Sunum, ss.1-2, 2020
Even though infection of thoracic aortic grafts is rarely seen, management of these cases still remains a real challenge in current clinical practice. The treatment of complete removal of the infected graft and radical debridement has been accepted as the gold standard. Reoperation has been shown to be a high mortality situation (1). In situ graft-sparing surgical therapy with aggressive debridement has been proposed as a promising alternative to conventional treatment in patients with thoracic graft infection.

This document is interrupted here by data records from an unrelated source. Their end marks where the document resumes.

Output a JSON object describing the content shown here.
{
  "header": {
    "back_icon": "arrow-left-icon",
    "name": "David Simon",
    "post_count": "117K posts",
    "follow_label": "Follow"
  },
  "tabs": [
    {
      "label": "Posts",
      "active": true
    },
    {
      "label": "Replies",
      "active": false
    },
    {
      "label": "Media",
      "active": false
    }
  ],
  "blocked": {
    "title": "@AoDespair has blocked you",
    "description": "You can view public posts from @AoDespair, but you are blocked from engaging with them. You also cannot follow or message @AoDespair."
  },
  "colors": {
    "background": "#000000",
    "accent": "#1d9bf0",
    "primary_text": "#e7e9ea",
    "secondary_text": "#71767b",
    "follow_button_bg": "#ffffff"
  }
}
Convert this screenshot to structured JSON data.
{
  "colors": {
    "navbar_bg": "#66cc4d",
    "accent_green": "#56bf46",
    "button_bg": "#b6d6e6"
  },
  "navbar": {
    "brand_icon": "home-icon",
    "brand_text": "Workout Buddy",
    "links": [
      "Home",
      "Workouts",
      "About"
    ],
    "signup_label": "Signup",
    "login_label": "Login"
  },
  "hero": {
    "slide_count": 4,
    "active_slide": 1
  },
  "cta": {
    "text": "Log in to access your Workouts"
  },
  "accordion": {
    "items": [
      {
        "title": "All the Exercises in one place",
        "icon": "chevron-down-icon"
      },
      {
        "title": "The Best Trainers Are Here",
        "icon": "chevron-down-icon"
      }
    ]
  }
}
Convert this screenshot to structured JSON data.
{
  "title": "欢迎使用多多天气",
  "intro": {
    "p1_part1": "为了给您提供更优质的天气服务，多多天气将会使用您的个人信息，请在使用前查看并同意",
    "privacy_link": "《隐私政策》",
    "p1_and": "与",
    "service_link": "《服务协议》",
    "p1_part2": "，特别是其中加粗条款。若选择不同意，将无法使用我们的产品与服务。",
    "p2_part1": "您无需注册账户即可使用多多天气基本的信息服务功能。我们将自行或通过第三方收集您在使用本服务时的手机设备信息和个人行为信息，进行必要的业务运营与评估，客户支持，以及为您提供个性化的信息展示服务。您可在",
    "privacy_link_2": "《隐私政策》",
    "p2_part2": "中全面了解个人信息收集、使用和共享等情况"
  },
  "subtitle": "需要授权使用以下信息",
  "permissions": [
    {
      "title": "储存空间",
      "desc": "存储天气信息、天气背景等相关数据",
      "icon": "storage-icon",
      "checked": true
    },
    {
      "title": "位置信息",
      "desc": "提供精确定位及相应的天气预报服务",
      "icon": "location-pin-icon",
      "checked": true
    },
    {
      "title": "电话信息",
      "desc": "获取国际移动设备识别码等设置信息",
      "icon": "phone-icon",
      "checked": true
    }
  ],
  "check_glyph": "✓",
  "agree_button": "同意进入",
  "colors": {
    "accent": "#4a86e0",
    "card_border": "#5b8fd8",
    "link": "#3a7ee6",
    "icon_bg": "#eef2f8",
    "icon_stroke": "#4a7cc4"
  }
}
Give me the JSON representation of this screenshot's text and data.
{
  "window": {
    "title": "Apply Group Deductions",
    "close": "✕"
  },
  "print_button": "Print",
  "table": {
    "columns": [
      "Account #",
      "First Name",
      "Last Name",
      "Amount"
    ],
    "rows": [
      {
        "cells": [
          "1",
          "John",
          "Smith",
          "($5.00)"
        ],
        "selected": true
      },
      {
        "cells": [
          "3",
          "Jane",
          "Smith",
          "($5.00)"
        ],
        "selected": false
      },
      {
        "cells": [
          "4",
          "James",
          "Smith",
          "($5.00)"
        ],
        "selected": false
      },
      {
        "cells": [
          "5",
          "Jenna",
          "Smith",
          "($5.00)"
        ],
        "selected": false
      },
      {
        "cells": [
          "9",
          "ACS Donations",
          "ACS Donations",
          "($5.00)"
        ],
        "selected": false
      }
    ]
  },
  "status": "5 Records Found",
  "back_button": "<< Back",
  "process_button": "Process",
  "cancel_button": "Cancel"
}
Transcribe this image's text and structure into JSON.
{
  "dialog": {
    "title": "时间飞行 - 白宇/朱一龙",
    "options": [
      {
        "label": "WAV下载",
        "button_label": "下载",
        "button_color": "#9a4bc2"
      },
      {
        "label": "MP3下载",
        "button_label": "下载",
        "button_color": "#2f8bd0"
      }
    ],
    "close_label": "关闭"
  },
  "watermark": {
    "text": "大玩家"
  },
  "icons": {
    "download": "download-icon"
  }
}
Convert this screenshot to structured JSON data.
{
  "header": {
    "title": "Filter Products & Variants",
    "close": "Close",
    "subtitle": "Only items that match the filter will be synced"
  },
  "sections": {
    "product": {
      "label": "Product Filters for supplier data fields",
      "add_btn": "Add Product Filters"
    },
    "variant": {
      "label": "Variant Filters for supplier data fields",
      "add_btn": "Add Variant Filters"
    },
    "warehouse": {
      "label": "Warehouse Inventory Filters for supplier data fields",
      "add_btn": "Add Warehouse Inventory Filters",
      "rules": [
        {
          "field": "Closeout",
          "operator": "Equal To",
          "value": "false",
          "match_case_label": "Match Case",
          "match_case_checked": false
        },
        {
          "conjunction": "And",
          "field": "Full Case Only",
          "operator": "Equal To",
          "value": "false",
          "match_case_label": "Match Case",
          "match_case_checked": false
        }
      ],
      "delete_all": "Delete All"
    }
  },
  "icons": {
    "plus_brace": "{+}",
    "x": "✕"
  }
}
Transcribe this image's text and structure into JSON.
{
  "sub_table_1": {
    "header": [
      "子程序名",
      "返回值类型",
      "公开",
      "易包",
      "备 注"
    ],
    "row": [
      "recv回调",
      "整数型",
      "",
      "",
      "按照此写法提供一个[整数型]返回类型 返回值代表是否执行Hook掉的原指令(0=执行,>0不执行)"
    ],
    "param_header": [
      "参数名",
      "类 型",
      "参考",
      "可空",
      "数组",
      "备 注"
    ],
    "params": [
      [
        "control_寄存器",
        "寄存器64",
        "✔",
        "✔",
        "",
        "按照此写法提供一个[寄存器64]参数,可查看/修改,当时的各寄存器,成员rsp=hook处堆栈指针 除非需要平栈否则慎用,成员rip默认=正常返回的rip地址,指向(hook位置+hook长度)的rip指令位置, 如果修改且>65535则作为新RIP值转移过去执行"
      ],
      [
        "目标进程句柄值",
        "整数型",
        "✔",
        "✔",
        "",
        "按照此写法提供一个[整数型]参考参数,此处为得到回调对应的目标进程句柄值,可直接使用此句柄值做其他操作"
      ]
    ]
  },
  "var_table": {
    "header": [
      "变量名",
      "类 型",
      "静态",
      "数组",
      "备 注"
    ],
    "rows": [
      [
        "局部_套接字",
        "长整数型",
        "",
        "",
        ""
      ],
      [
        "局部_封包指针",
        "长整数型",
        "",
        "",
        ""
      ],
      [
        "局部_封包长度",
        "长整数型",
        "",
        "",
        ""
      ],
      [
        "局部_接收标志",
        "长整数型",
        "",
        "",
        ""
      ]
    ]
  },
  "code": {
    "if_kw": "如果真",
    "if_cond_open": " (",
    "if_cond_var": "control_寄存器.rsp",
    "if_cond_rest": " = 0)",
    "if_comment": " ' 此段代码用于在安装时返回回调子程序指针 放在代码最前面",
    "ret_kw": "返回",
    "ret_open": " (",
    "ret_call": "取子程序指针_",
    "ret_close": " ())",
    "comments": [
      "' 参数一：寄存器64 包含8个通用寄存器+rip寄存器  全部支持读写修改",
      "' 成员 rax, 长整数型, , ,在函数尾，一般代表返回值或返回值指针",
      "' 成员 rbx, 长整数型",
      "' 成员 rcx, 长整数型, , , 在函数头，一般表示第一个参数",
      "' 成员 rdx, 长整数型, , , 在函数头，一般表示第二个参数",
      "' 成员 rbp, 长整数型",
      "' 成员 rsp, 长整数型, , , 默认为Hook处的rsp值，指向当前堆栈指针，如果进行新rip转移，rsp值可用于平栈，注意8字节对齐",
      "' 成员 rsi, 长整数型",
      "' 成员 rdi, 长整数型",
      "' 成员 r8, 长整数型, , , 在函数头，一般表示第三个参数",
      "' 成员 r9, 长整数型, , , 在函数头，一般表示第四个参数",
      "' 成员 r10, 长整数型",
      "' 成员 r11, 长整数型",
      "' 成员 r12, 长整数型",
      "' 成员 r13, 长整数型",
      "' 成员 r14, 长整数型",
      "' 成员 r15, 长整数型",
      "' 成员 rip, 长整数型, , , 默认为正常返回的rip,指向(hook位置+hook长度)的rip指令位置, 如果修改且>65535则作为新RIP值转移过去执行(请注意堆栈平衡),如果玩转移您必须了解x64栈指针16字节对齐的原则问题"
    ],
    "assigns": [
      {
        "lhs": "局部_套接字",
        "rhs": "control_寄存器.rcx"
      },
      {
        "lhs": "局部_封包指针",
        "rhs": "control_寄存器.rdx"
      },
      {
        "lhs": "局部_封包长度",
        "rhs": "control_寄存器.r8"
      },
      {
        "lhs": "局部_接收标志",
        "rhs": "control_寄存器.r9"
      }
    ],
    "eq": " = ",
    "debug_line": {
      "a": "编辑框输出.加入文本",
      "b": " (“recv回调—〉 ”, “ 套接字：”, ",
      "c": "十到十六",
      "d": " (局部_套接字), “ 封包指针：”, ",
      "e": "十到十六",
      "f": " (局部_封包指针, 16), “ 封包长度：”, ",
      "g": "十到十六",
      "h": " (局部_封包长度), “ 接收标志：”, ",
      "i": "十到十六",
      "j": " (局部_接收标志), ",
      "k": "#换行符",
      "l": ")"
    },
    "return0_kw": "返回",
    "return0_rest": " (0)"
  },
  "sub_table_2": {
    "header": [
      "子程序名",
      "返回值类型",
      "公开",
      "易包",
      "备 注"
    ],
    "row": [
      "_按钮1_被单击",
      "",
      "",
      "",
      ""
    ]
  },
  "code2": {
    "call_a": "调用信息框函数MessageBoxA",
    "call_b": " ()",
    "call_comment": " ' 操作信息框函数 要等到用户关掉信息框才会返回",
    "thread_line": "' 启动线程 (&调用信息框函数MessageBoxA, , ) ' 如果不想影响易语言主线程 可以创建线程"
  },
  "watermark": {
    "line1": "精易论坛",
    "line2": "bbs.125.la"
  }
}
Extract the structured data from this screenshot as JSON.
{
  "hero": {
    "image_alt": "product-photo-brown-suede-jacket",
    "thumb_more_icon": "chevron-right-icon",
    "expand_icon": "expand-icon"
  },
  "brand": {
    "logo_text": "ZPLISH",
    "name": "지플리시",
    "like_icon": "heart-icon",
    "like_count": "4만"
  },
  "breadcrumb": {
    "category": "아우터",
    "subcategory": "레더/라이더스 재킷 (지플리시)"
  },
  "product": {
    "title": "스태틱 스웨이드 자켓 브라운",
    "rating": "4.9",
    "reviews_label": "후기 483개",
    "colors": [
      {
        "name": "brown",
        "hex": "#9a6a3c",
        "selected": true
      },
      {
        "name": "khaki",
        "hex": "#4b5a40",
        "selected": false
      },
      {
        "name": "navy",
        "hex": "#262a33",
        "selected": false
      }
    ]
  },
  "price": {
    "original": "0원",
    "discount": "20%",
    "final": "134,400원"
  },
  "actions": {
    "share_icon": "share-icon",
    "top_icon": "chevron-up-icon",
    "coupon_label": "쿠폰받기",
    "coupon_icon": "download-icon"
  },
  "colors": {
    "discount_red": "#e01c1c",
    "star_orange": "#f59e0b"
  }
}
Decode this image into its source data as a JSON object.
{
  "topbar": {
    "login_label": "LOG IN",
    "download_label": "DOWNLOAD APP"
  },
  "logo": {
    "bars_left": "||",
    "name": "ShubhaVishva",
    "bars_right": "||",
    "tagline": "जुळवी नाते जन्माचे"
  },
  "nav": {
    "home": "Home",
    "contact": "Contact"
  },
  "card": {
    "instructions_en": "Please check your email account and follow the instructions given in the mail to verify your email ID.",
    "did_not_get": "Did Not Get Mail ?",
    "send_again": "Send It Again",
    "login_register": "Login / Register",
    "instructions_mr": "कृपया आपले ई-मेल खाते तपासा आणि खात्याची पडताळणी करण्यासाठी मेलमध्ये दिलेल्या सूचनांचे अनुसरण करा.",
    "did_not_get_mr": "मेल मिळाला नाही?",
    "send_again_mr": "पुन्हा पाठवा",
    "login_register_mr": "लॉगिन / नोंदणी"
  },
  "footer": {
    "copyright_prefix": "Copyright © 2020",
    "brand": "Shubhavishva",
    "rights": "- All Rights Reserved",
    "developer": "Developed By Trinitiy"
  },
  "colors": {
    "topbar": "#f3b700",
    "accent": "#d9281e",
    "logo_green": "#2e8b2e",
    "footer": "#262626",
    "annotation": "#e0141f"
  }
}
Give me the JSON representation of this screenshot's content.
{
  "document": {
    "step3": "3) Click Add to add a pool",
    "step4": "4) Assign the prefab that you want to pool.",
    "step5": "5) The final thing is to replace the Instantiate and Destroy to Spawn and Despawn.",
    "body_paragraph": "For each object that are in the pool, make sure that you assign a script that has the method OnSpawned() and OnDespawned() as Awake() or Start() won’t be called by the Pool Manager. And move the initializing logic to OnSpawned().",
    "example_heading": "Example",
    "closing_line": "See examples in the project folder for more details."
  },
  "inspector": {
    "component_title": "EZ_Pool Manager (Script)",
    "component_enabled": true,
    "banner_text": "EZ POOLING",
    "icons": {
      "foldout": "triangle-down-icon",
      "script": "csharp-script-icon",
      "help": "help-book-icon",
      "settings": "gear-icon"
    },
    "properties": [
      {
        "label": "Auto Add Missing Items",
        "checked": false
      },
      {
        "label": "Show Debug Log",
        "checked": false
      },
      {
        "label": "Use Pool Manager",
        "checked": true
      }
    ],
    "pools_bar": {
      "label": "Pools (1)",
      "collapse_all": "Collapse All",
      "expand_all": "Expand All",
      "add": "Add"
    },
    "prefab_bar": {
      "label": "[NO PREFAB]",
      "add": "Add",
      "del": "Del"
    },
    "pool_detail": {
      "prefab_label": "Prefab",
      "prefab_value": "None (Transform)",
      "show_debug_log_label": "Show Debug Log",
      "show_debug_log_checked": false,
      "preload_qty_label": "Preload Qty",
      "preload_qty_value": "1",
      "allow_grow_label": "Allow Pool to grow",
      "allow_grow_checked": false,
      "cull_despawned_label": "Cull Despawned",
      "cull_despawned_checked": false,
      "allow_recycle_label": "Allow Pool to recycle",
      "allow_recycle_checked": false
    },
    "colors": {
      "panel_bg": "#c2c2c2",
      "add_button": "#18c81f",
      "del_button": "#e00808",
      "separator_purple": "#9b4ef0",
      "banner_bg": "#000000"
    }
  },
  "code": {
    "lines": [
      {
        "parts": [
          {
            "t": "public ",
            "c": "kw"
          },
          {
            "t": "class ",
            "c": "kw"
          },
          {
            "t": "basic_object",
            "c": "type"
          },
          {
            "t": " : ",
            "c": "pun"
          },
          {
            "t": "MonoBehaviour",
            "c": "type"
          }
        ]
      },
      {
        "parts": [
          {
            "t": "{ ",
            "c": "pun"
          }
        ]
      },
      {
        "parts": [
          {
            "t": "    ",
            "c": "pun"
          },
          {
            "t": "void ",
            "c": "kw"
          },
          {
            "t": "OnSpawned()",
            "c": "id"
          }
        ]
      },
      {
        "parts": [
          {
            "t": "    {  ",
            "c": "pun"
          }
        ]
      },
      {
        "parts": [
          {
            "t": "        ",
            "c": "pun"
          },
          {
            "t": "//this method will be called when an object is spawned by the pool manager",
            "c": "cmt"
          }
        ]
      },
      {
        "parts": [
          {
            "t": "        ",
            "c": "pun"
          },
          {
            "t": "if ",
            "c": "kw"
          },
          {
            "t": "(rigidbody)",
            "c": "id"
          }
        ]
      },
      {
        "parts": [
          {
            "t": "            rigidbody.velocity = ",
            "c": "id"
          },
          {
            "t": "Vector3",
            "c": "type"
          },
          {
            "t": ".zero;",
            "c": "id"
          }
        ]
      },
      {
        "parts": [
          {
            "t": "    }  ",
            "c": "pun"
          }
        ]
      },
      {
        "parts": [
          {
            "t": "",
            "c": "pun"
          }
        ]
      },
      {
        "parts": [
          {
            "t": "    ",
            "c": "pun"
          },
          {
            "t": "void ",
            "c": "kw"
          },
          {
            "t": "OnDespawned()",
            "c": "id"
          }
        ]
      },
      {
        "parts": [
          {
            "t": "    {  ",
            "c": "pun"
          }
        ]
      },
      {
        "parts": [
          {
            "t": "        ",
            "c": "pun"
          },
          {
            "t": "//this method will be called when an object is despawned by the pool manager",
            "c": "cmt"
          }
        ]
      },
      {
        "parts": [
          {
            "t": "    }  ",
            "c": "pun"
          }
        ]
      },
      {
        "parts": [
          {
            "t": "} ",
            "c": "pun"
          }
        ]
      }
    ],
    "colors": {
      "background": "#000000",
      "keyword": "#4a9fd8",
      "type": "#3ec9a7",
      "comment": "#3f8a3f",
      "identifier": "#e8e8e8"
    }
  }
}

Umminger et al (2) showed that conservative or graft sparing policy with debridement and mediastinal irrigation was a comparable approach to reoperation with graft reimplantation if performed less than one month after surgery in the treatment of thoracic graft infection. On the other hand, patients with anastomotic pseudoaneurysms, graft-enteric fistulas, and the graft infection due to invasive gram-negative organisms, such as Pseudomonas or Salmonella species are not suitable for a graft sparing approach.
The greater omentum is a double layer of peritoneum that hangs down like an apron from the greater curvature of the stomach, and it ascends to the transverse colon before reaching to the posterior abdominal wall. The greater omentum is a mobile structure and its length shows variation. Omentoplasty via wrapping the greater omentum around the infected graft is an adjunctive procedure in graft sparing approaches in the treatment of thoracic graft infections (3). As the omentum has a vast majority of blood vessels and lymphatics, the omentum seems to be the best material to fulfill the perigraft space and it, thus, facilitates the elimination of microorganisms on the prosthetic material. In this paper, the authors present the successful treatment of early graft infection after valve-sparing root replacement in a 54-year-old man using aggressive debridement of the perigraft infectious tissue, omentoplasty, and continuous mediastinal antibiotic irrigation.